Sociologist Dr Leith Dunn said it is an ongoing struggle to eliminate shade prejudice in Jamaica.
“In 2019, we are still having those problems, but the Charter of Rights said that we are equal, but clearly there is need for a conversation and sensitisation and training if that is the reality, there is obviously need to do a lot more sensitisation and training and monitoring of the systems to ensure that whoever comes in gets the priority.
“I know they have to do the triage to know who is most urgent but I think some kind of intervention would be required to address that perception,” she told The Sunday Gleaner.
Dunn added that colour and class prejudice runs very deep in Jamaica and is part of the country’s legacy of colonial-era enslavement in which skin tone and notions of self-worth were inextricably tied.
“Education is only one factor, it does not mean that who they feel they are and the prejudices that they carry around are going to be different. My thing is that as a professional, you should be able to treat your patients equally,” Dunn told this newspaper.
“The Ministry of Health should do some kind of interventions. If these are the concerns that are being raised, they need to check where it is happening, do the proper investigations, and then take remedial actions,” said Dunn.
Minister of Health and Wellness Dr Christopher Tufton said that he has not received any complaints from persons who perceive that they have been victims of discrimination because of their complexion.
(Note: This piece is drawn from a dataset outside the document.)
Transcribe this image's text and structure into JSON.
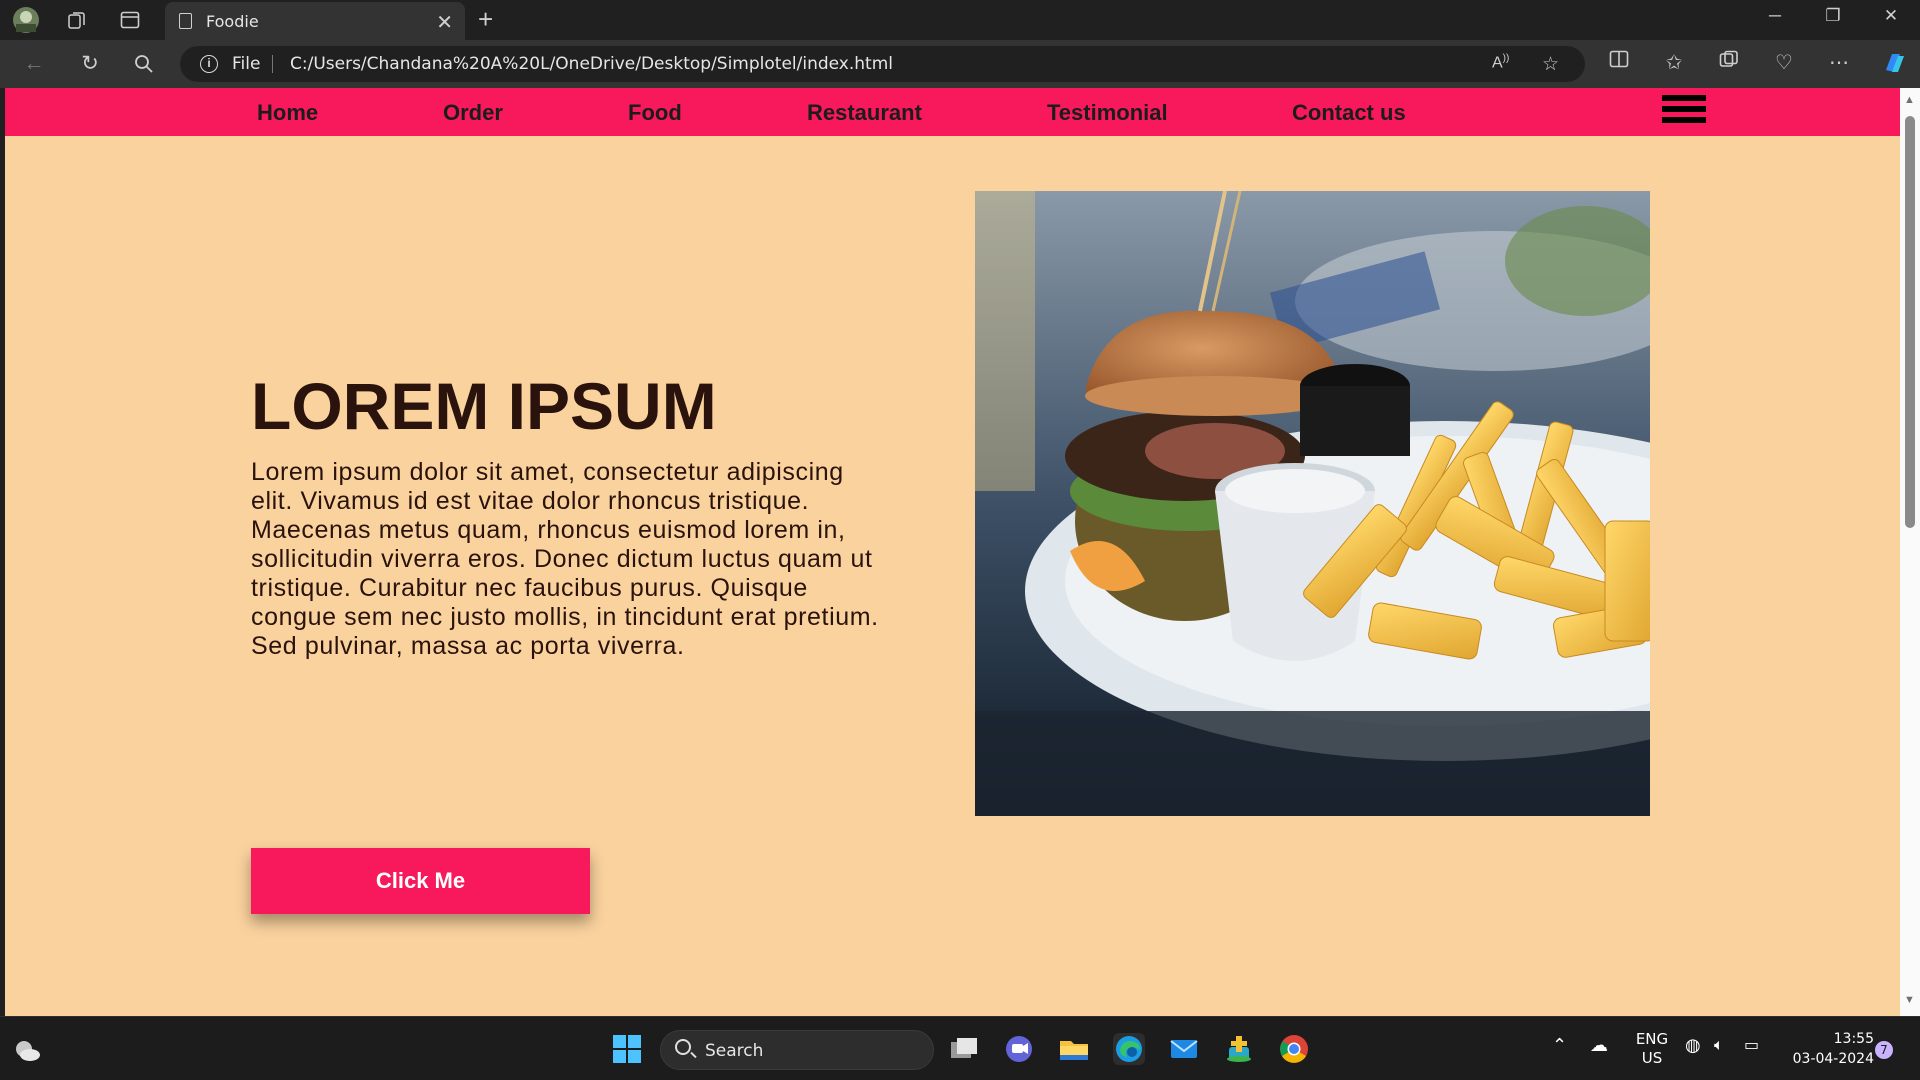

“I know there are challenges of discrimination and stigma around mental illness, and like HIV, but I have never heard of colour. If it exists, it is not talked about a lot, but I am unaware of it,” he told The Sunday Gleaner.
“There are cultural issues in Jamaica which we are not unaware of around race and class which is sort of a part of the whole society, as opposed to part of one particular sector, so those things may manifest themselves in different ways. I am not naïve to that,” said Tufton.
The JMDA also raised alarm about condescension experienced by other patients. Among the matters raised in the JMDA booklet were the treatment and management of patients with sickle-cell disease during pain management in the emergency room; patients with HIV during pregnancy; persons with disabilities; sex workers; and teenagers and other persons from the LGBT community.